Gutierrez, meanwhile, represents a predominantly Latino constituency in South Texas that has been drifting away from the Democratic Party in recent election cycles.
Gutierrez, who is fluent in Spanish, could pitch Democratic voters on his candidacy as a way to expand their support among Latino voters.
“The Latino electorate is the future of Texas in the sense that the Anglo electorate is slowly declining, the African American electorate is pretty much stable and the Latino electorate is growing,” said Mark Jones, a political scientist at Rice University in Houston. “As the future goes, whichever party is able to win over Latinos will have a huge advantage, but we’re not there yet.”
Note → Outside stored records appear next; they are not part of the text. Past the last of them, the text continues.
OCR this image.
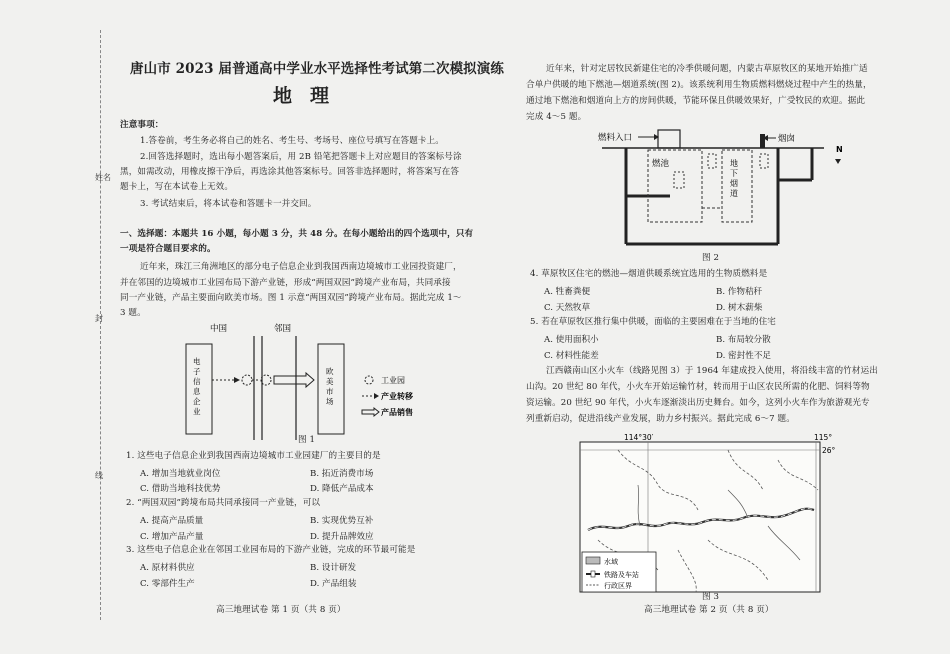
姓名
封
线
唐山市 2023 届普通高中学业水平选择性考试第二次模拟演练
地理
注意事项：
1.答卷前，考生务必将自己的姓名、考生号、考场号、座位号填写在答题卡上。
2.回答选择题时，选出每小题答案后，用 2B 铅笔把答题卡上对应题目的答案标号涂
黑，如需改动，用橡皮擦干净后，再选涂其他答案标号。回答非选择题时，将答案写在答
题卡上，写在本试卷上无效。
3. 考试结束后，将本试卷和答题卡一并交回。
一、选择题：本题共 16 小题，每小题 3 分，共 48 分。在每小题给出的四个选项中，只有
一项是符合题目要求的。
近年来，珠江三角洲地区的部分电子信息企业到我国西南边境城市工业园投资建厂，
并在邻国的边境城市工业园布局下游产业链，形成“两国双园”跨境产业布局，共同承接
同一产业链，产品主要面向欧美市场。图 1 示意“两国双园”跨境产业布局。据此完成 1～
3 题。
中国	邻国
电子信息企业
欧美市场
工业园
产业转移
产品销售
图 1
1. 这些电子信息企业到我国西南边境城市工业园建厂的主要目的是
A. 增加当地就业岗位	B. 拓近消费市场
C. 借助当地科技优势	D. 降低产品成本
2. “两国双园”跨境布局共同承接同一产业链，可以
A. 提高产品质量	B. 实现优势互补
C. 增加产品产量	D. 提升品牌效应
3. 这些电子信息企业在邻国工业园布局的下游产业链，完成的环节最可能是
A. 原材料供应	B. 设计研发
C. 零部件生产	D. 产品组装
高三地理试卷 第 1 页（共 8 页）
近年来，针对定居牧民新建住宅的冷季供暖问题，内蒙古草原牧区的某地开始推广适
合单户供暖的地下燃池—烟道系统(图 2)。该系统利用生物质燃料燃烧过程中产生的热量，
通过地下燃池和烟道向上方的房间供暖，节能环保且供暖效果好，广受牧民的欢迎。据此
完成 4～5 题。
燃料入口	烟囱
N
燃池	地下烟道
图 2
4. 草原牧区住宅的燃池—烟道供暖系统宜选用的生物质燃料是
A. 牲畜粪便	B. 作物秸秆
C. 天然牧草	D. 树木薪柴
5. 若在草原牧区推行集中供暖，面临的主要困难在于当地的住宅
A. 使用面积小	B. 布局较分散
C. 材料性能差	D. 密封性不足
江西赣南山区小火车（线路见图 3）于 1964 年建成投入使用，将沿线丰富的竹材运出
山沟。20 世纪 80 年代，小火车开始运输竹材，转而用于山区农民所需的化肥、饲料等物
资运输。20 世纪 90 年代，小火车逐渐淡出历史舞台。如今，这列小火车作为旅游观光专
列重新启动，促进沿线产业发展，助力乡村振兴。据此完成 6～7 题。
114°30′	115°
26°
水域
铁路及车站
行政区界
图 3
高三地理试卷 第 2 页（共 8 页）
Sri Preston Kulkarni, a Democrat who ran for Congress twice in the Houston suburbs, is neutral in the race but hopes for a competitive Democratic Senate primary.
“Increasing turnout in the primary is going to be better for Democrats in November overall for sure,” said Kulkarni, who now runs an Austin-based Democratic organizing firm, Relational Futures.
HuffPost asked Kulkarni whether, if Gutierrez loses, he would be a good candidate to challenge U.S. Rep. Tony Gonzales (R-Texas).
Kulkarni emphasized that he respected Gutierrez’s Senate candidacy on its own terms.
But if he fell short, Kulkarni added, “Roland would make a great congressman for sure. He’s been a strong legislator.”